1. The problem statement, all variables and given/known data

In space in the absence of gravity, there is a post of "infinite mass," meaning that the post is fixed or "nailed down" and cannot move. A ball of mass m1 is connected to the post by a cable of negligible mass of length L1. A second ball of mass m2 is connected to the first ball by a second cable of negligible mass of length L2. The entire contraption (except for the post) is moving around the post in a perfect circle with a constant angular speed ω2 (in radians per unit time). Find the tension in each cable.

2. Relevant equations

F = ma= mv2/r = mω2r

3. The attempt at a solution

So there is a cable tension (T1) acting on the ball with mass m1 and then a cable tension (T2) acting on the ball with mass m2.

This is what I have, and I'm wondering if it is correct. There is no movement or force in the y-direction at all, so I think only the x-components matter...but if I include cosθ, then there's a denominator of zero, so I'm guess that's not supposed to be there. Are these correct then?

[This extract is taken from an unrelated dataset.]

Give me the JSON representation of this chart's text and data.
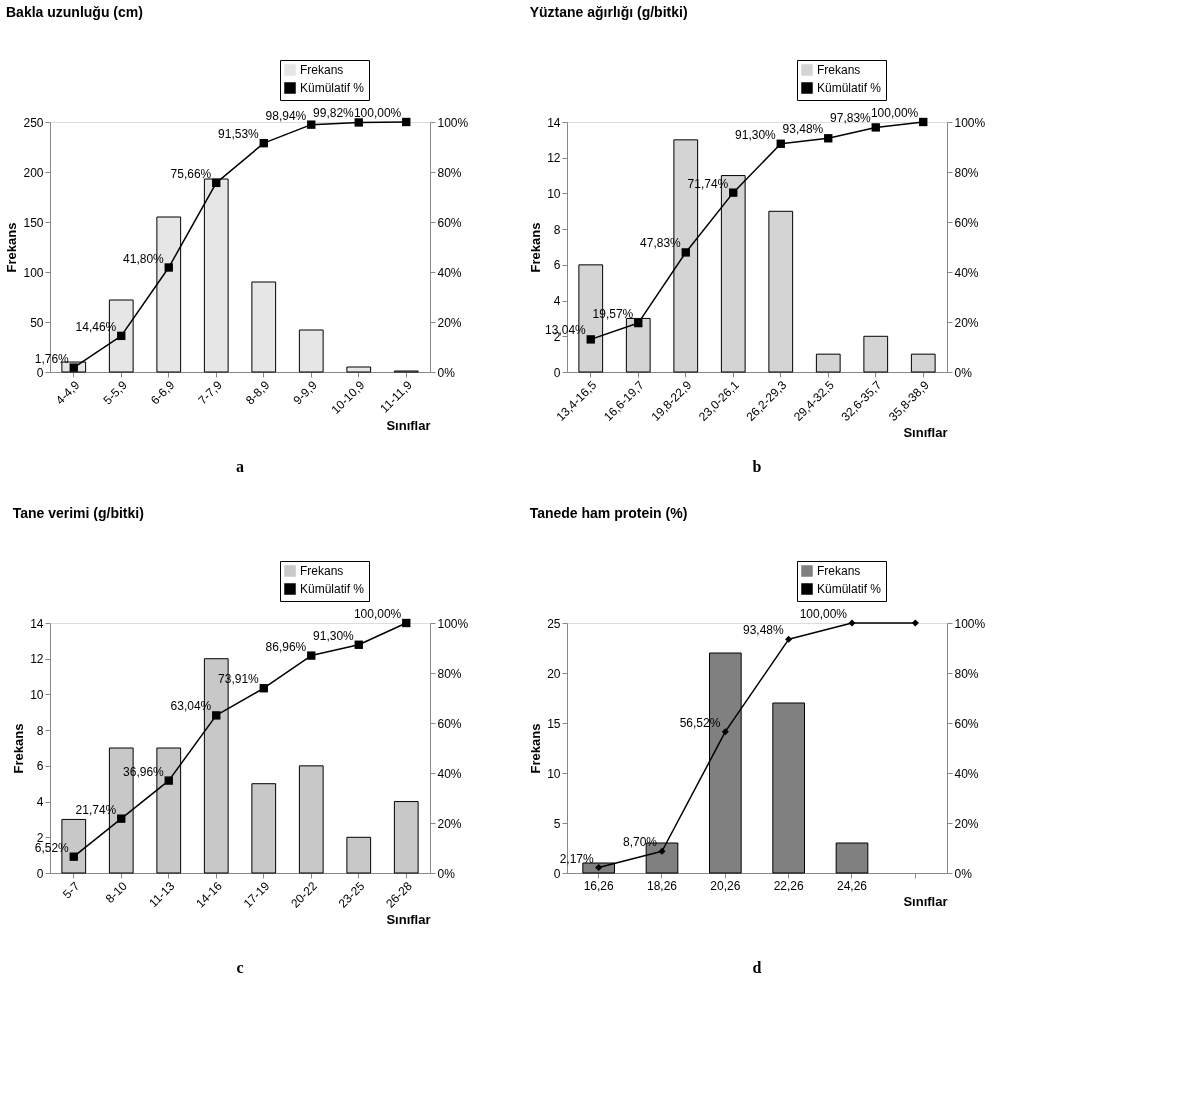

For cable of length L1, T=m1ω2L1

For cable of length L2, T=m2ω2(L1+L2)

2. Jun 6, 2010

### aim1732

For inner mass Fnet = mw2L1 but there are two forces on it.

3. Jun 6, 2010

### emr13

Do you mean the force from the post?

4. Jun 7, 2010

### cartonn30gel

Draw a free body diagram for each ball. Then it will be easier to calculate the centripetal force for each object.

Last edited: Jun 7, 2010
5. Jun 7, 2010

### aim1732

I don't see how a post can exert a force on a faraway mass!

6. Jun 7, 2010

### emr13

So then you must mean the force from the other cable...I'm not sure how to include that, to be honest.

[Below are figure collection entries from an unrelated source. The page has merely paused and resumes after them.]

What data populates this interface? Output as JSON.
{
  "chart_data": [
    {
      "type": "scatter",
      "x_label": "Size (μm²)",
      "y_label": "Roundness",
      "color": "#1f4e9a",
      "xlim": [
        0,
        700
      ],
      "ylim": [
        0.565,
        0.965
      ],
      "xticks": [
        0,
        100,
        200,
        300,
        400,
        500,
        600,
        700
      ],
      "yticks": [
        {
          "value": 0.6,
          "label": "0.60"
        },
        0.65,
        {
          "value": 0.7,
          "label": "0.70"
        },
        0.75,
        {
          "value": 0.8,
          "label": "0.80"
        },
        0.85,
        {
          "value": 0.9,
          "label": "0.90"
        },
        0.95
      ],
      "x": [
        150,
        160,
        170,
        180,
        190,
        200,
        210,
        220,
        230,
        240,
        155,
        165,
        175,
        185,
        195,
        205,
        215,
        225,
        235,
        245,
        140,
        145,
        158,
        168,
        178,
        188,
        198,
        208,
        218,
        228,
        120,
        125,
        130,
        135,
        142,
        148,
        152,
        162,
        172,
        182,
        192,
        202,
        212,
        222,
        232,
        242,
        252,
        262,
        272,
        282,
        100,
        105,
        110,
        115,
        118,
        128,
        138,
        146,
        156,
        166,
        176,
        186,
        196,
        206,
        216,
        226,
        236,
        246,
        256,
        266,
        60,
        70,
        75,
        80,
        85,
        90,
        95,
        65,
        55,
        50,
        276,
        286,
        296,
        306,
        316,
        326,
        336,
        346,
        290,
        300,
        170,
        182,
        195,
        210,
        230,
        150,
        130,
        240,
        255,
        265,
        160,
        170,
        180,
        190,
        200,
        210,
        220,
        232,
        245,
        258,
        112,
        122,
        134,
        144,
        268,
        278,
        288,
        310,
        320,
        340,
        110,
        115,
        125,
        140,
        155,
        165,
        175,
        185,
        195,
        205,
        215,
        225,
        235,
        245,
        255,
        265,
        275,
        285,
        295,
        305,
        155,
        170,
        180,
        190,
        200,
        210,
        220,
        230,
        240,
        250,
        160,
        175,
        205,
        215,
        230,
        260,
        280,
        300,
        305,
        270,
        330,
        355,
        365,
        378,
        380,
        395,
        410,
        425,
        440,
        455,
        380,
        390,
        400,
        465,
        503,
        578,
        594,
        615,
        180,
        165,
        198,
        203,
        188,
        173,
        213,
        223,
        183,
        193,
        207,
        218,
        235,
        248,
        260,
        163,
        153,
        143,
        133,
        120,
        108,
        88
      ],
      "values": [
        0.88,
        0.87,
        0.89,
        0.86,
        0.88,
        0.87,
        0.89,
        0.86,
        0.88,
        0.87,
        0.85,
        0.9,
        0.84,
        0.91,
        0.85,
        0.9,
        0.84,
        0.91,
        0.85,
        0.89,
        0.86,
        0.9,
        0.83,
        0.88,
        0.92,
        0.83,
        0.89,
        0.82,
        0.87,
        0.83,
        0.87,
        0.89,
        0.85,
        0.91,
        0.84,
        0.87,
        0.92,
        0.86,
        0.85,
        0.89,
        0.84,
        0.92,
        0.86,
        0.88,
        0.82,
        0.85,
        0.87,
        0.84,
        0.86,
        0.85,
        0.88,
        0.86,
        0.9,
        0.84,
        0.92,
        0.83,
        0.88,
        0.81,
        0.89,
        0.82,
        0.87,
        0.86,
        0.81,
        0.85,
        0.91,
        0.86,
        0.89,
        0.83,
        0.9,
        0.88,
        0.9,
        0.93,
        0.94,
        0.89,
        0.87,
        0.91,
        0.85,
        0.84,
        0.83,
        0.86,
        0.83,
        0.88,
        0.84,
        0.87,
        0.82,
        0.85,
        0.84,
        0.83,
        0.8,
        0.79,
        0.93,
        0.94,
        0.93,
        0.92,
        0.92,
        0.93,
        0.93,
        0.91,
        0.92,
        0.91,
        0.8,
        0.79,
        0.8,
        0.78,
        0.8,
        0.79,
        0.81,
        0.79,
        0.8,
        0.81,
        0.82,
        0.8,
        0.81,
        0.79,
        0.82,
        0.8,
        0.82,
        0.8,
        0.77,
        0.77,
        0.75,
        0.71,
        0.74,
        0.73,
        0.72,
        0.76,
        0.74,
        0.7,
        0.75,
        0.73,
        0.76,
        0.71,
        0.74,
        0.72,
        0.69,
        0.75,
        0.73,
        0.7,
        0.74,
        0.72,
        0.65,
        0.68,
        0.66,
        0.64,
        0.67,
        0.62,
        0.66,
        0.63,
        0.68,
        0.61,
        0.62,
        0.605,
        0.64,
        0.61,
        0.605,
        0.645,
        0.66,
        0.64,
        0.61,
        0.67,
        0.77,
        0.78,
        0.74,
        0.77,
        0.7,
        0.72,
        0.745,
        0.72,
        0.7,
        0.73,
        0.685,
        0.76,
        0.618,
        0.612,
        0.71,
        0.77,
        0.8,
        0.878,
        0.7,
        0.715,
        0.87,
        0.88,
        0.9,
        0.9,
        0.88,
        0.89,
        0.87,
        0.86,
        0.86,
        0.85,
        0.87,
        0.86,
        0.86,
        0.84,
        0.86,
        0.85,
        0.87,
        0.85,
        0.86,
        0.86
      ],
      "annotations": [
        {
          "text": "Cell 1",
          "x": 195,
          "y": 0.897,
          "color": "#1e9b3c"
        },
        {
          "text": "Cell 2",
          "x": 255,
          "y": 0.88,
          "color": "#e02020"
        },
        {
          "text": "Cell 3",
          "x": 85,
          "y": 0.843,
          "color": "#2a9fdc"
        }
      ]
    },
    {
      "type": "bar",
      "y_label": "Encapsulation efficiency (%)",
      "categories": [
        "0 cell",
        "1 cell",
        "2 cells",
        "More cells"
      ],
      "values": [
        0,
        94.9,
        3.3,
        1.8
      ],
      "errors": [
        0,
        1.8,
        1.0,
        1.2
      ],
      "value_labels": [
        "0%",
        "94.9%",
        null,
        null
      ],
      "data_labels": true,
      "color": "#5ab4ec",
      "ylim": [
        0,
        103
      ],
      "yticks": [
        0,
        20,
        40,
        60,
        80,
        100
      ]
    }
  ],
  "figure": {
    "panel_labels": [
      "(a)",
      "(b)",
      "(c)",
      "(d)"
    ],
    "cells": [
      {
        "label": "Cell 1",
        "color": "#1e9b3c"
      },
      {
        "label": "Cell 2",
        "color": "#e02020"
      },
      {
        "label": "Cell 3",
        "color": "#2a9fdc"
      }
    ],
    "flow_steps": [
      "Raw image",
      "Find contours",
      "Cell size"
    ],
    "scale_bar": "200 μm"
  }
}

Maybe for cable of length L1, T1=m1ω2L1-m2ω2(L1+L2)? And then for cable of length L2, it would still be T2=m2ω2(L1+L2)?

I honestly did that...

7. Jun 7, 2010

### aim1732

Yes I was.
The force on the outer mass is determined by the second law as there is just one force there. So tension in outer cable is now known. Then you can apply the second law to the inner mass- one force is known and the net force is known.

8. Jun 7, 2010

### emr13

Okay. I think I've got it now; thanks.